Based upon, subject to and limited by the foregoing, we are of the opinion that the Notes have been duly authorized on behalf of the Company, and that, following (i) receipt by the Company of the consideration therefor specified in the Underwriting Agreement (the “Agreement”) dated March 31, 2022, by and among the Company and BofA Securities, Inc., J.P. Morgan Securities LLC and PNC Capital Markets LLC, as representatives of the several underwriters named therein, and (ii) the due execution, authentication, issuance and delivery of the Notes pursuant to the terms of the Indenture and the applicable Supplemental Indenture, and as contemplated by the Prospectus Supplement, the Notes will constitute valid and binding obligations of the Company.

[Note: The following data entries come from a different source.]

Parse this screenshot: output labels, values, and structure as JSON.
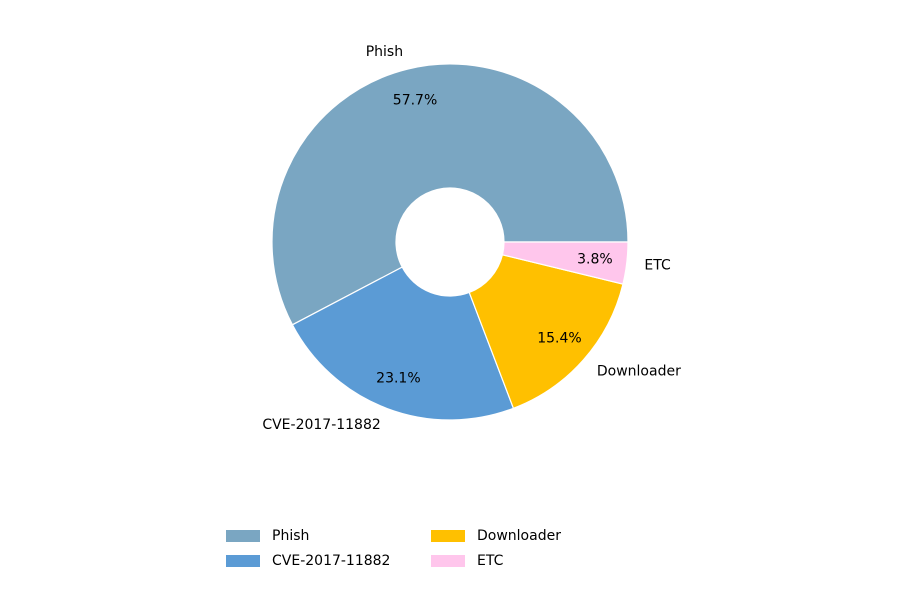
{
  "chart_data": {
    "type": "donut",
    "categories": [
      "Phish",
      "CVE-2017-11882",
      "Downloader",
      "ETC"
    ],
    "values": [
      57.7,
      23.1,
      15.4,
      3.8
    ],
    "value_labels": [
      "57.7%",
      "23.1%",
      "15.4%",
      "3.8%"
    ],
    "colors": [
      "#7aa6c2",
      "#5b9bd5",
      "#ffc000",
      "#ffc6ec"
    ],
    "legend": "bottom"
  }
}
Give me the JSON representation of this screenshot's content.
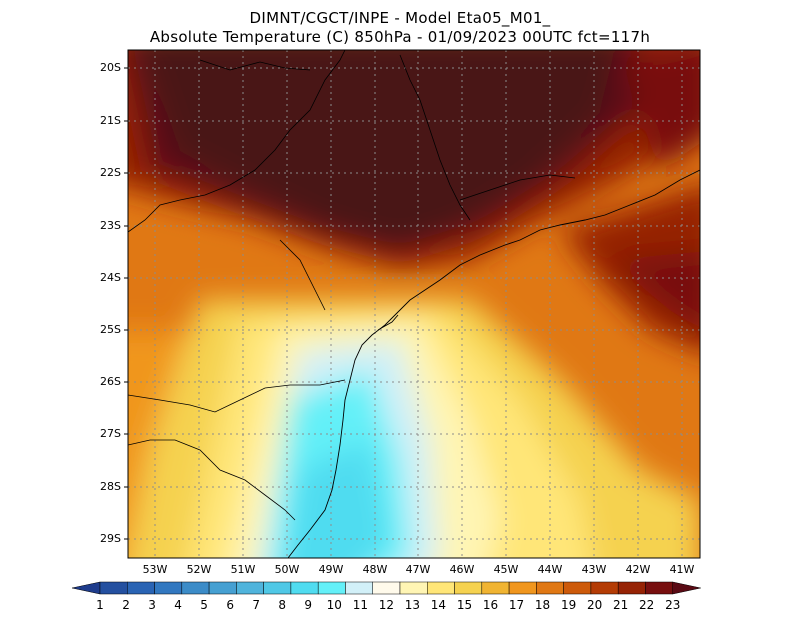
{
  "title": {
    "line1": "DIMNT/CGCT/INPE -  Model Eta05_M01_",
    "line2": "Absolute Temperature (C) 850hPa -  01/09/2023 00UTC fct=117h"
  },
  "map": {
    "lat_labels": [
      "20S",
      "21S",
      "22S",
      "23S",
      "24S",
      "25S",
      "26S",
      "27S",
      "28S",
      "29S"
    ],
    "lon_labels": [
      "53W",
      "52W",
      "51W",
      "50W",
      "49W",
      "48W",
      "47W",
      "46W",
      "45W",
      "44W",
      "43W",
      "42W",
      "41W"
    ]
  },
  "colorbar": {
    "labels": [
      "1",
      "2",
      "3",
      "4",
      "5",
      "6",
      "7",
      "8",
      "9",
      "10",
      "11",
      "12",
      "13",
      "14",
      "15",
      "16",
      "17",
      "18",
      "19",
      "20",
      "21",
      "22",
      "23"
    ],
    "colors": [
      "#1e3c8c",
      "#2450a0",
      "#2a64b4",
      "#3278c0",
      "#3c8cc8",
      "#46a0d2",
      "#50b4dc",
      "#50c8e6",
      "#50dcf0",
      "#64f0f8",
      "#d2f0f8",
      "#fffaeb",
      "#fff5b4",
      "#ffe678",
      "#f5d250",
      "#f0b432",
      "#f0961e",
      "#e07814",
      "#cd5a0a",
      "#b43c05",
      "#962305",
      "#780f0f",
      "#5a0a14"
    ]
  }
}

The opinion expressed above with respect to the valid and binding nature of obligations may be limited by bankruptcy, insolvency, reorganization, receivership, moratorium or other laws affecting creditors’ rights (including, without limitation, the effect of statutory and other law regarding fraudulent conveyances, fraudulent transfers and preferential transfers) and by the exercise of judicial discretion and the application of principles of equity, good faith, fair dealing, reasonableness, conscionability and materiality (regardless of whether the Notes are considered in a proceeding in equity or at law).


Board of Trustees

American Homes 4 Rent

   - 3 -    April 1, 2022

 

This opinion letter has been prepared for use in connection with the filing by American Homes 4 Rent, a Maryland real estate investment trust, and the Company of a Current Report on Form 8-K on the date hereof (the “Form 8-K”), which Form 8-K will be incorporated by reference into the Registration Statement and the Prospectus Supplement, and speaks as of the date hereof. We assume no obligation to advise of any changes in the foregoing subsequent to the delivery of this opinion letter.

We hereby consent to the filing of this opinion letter as Exhibit 5.1 to the Form 8-K, and to the reference to this firm under the caption “Legal Matters” in the Prospectus Supplement constituting a part of the Registration Statement. In giving this consent, we do not thereby admit that we are an “expert” within the meaning of the Act.